Furthermore, the enhancement of oxygen penetration depth by meiofaunal bioturbation can accelerate sulfide removal (Bonaglia et al., 2020). Ventilation of ghost shrimp burrows was also reported to increase sulfate reduction in reduced micro-niches (Bertics and Ziebis, 2010). In addition, bioturbation can control the community composition of sulfate-reducing bacteria (as shown in meiofauna; Bonaglia et al., 2020) and the abundance of active sulfate-reducing bacteria (as shown in macro-invertebrates; Mermillod-Blondin et al., 2004). In our experiment, we observed a low relative abundance of Desulfobacterales, Desulfovibrionales, and Syntrophobacterales OTUs in the deepest layer (5–10 mm) of bioturbated cores. Although these orders have a flexible metabolism (Dörries et al., 2016), they are generally considered to be a good proxy for anaerobic sulfate reduction (Wasmund et al., 2017), suggesting that foraminiferal bioirrigation might inhibit sulfate reduction in the sediment. Foraminifera are known to be sensitive to free sulfide (Bouchet et al., 2007; Richirt et al., 2020), so the oxygenation of their burrows likely provides a sulfide-free microhabitat in deeper sediment layers.

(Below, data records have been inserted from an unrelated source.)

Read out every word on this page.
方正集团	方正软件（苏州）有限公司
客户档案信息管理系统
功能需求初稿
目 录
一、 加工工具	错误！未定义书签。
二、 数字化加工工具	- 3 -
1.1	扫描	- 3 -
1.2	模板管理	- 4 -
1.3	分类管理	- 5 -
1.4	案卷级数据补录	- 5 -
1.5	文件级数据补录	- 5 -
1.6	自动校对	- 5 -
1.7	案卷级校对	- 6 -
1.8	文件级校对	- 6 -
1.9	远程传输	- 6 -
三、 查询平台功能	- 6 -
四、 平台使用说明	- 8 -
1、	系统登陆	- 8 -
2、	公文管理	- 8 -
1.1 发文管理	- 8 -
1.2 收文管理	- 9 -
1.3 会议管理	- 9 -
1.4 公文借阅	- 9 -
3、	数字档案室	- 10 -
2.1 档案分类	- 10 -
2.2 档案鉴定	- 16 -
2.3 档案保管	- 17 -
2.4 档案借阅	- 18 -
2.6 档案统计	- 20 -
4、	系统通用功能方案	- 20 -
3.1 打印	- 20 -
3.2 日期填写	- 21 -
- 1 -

Finally, our analysis on the proportion of methanogenic archaeal groups in the community did not support the hypothesis that foraminiferal bioturbation activity influenced methanogenic processes in sediments. This corroborates previous experiments showing no effect of bioturbating meiofauna on methane fluxes (Bonaglia et al., 2014). Methanogenesis usually occurs in deeper sediment layers in organic-matter-rich sediments (Froelich et al., 1979). Methane production is likely minimal in the top centimetre of the sediments used in the present experiment, as indicated by the low relative abundance of methanogenic archaea (< 2 % of all the archaea population). Further experiments using deep-dwelling foraminiferal species and organic-matter-rich sediment would be of great interest to evaluate the potential role of these organisms in the benthic methane cycle.

4.5 Foraminifera as ecosystem engineers

Our results clearly show that foraminifera, at densities commonly reported in coastal environments, affect oxygen distribution and fluxes in the sediment via their burrowing activity. Previous studies showed that foraminifera rework sediment (Groß, 2002; Deldicq et al., 2021), and the present study takes our knowledge a step further in showing that they can also perform bioirrigation; hence, foraminifera should now be considered to be bioturbators. We also report that foraminifera affect prokaryotic distribution and diversity, showing a broad impact on the benthic ecosystem functioning and suggesting that foraminifera might be single-celled ecosystem engineers (as defined by Jones et al. (1994): ecosystem engineers “directly or indirectly modulate the availability of resources to other species, by causing physical state changes in biotic or abiotic materials. In so doing they modify, maintain and/or create habitats”).

The foraminiferal vertical distribution pattern is known to be affected by macrofaunal bioturbation (Bouchet et al., 2009; Thibault de Chanvalon et al., 2015; Maire et al., 2016), and meiofaunal bioturbation processes are deeply interconnected with macrofaunal organisms (Nascimento et al., 2012; Bonaglia et al., 2014; Lacoste et al., 2018). To fully discuss the role of foraminiferal bioturbation in benthic ecosystem functioning, it now appears necessary to further study their interactions with other benthic compartments such as meiofauna and macrofauna.